Panne de soutien pour l’acier ?
L’acier se prête idéalement à la surélévation comme à l’extension avec un important porte-à-faux quand la situation le permet. Pour autant, dans les villes où la circulation devient difficile et les mises en chantier extrêmement contraignantes, la filière bois avance un argument de taille : la préfabrication. « L’acier c’est un Mecano à monter sur place, rappelle Pascal Bonaud. Or la diminution des coûts passe par la réduction des délais de chantier ». Aux USA, où la construction acier est dominante dans les IGH, des immeubles sont montés ou démontés quasiment tous les jours avec une grande facilité. Le savoir-faire et l’expérience sont là. En France la situation est bien différente. Il lui manque notamment la motivation des entreprises de construction métallique pour venir dans les hypercentres.
"Les architectes ont une vraie appétence pour le sujet"
Stéphane Herbin, directeur technique et innovation chez UpFactor.
Métal Flash : Comment expliquer la place modeste du métal dans la densification ?
Stéphane Herbin : Les raisons sont diverses. Il y a une part qui incombe à la méconnaissance des systèmes de construction métallique par les maîtres d’ouvrage et les maîtres d’œuvre. Aussi, ces opérations sont souvent de taille modeste donc les moyens en études sont souvent moins importants. De plus, pour parvenir à un résultat fiable et performant avec une ossature métallique il faut pouvoir présenter une solution en mixité de matériaux, en bois et en CLT notamment. Or, souvent les référentiels qui servent à encadrer ces chantiers de surélévation ne sont pas raccord avec la multiplicité des matériaux mis en œuvre. C’est une démarche monomatériau à l’image des Eurocodes, par exemple. C’est donc une démarche plus complexe qui impose davantage de conception et parfois des dépôts d’Atex.
M F : D’où la part importante de chantiers béton en centre-ville…
S H : Ce sont des systèmes connus et les opérateurs qui ont fait de nombreux chantiers maîtrisent les procédures, les coûts et les délais. C’est moins « l’aventure » qu’avec le bois et l’acier, malgré l’impact plus important du matériau béton.
M F : Quel est le regard des architectes sur les projets surélévations ?

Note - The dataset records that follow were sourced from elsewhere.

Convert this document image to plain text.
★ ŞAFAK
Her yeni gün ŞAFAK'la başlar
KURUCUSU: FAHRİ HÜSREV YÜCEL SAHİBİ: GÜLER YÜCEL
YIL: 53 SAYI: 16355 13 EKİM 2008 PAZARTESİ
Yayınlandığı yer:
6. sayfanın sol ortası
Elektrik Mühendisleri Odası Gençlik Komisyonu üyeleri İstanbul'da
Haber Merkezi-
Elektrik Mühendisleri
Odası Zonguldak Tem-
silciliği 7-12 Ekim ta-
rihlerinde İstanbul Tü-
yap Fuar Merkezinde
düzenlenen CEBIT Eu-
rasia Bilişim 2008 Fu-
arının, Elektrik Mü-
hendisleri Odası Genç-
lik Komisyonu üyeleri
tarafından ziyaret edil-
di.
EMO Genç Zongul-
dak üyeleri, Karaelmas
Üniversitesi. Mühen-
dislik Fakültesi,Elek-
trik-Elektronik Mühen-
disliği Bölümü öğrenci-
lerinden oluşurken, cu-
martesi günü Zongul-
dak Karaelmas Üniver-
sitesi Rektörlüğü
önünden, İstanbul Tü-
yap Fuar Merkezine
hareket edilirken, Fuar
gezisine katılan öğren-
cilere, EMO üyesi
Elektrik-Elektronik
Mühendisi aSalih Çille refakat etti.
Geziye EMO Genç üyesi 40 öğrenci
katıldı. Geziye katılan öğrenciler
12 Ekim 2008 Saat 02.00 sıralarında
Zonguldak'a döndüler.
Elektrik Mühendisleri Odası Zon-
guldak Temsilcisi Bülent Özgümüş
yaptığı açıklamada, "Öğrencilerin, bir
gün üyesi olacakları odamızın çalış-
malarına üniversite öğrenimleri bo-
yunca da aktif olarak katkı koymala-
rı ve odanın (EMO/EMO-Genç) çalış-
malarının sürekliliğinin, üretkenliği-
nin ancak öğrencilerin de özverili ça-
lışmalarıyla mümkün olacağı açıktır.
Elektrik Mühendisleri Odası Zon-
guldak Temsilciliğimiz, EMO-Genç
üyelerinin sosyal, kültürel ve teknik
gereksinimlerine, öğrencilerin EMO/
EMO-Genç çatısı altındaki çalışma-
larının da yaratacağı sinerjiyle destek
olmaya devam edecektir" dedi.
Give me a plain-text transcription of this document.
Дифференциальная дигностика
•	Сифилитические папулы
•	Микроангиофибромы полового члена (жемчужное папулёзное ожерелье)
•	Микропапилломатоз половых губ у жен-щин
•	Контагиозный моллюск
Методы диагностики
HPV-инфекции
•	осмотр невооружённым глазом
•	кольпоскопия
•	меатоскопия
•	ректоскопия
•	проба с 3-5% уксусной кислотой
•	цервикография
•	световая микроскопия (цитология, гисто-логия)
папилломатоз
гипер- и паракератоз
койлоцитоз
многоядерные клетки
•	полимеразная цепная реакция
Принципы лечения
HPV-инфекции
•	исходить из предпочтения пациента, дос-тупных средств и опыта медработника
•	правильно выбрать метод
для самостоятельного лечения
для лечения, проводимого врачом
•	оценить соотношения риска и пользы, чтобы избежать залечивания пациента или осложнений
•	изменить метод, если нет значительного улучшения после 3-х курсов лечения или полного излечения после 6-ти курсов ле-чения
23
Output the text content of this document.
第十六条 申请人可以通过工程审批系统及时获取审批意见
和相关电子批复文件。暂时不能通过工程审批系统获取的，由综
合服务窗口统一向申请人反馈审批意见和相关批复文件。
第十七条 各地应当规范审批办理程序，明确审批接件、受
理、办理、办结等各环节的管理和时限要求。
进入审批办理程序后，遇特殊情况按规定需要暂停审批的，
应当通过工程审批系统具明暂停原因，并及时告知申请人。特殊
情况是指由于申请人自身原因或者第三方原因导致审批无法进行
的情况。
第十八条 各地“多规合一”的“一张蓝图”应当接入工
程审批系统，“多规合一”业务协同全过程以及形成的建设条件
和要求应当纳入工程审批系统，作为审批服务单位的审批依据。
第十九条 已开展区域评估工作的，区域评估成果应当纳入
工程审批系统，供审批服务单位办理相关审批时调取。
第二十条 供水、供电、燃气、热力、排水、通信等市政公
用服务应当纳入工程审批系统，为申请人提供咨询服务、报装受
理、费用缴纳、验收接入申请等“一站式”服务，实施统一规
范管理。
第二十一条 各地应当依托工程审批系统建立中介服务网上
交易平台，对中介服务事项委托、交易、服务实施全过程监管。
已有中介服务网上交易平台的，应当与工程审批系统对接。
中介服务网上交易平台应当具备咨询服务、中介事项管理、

S H : Ils sont, demandeurs, il y a une vraie appétence de leur part, surtout pour les plus jeunes d’entre eux. Près de 53 % du marché de la construction incombe à la réhabilitation-rénovation. Nous sommes en plein dans la démarche de préservation des ressources et du zéro artificialisation des sols avec en plus la possibilité d’un autofinancement. Une surélévation peut permettre de financer la réhabilitation complète d’un bâtiment. L’enjeu est donc fort, l’engagement politique est déterminé et le cadre législatif est favorable aussi.
M F : Les charpentiers métalliques, ne sont-ils pas les premiers à freiner ?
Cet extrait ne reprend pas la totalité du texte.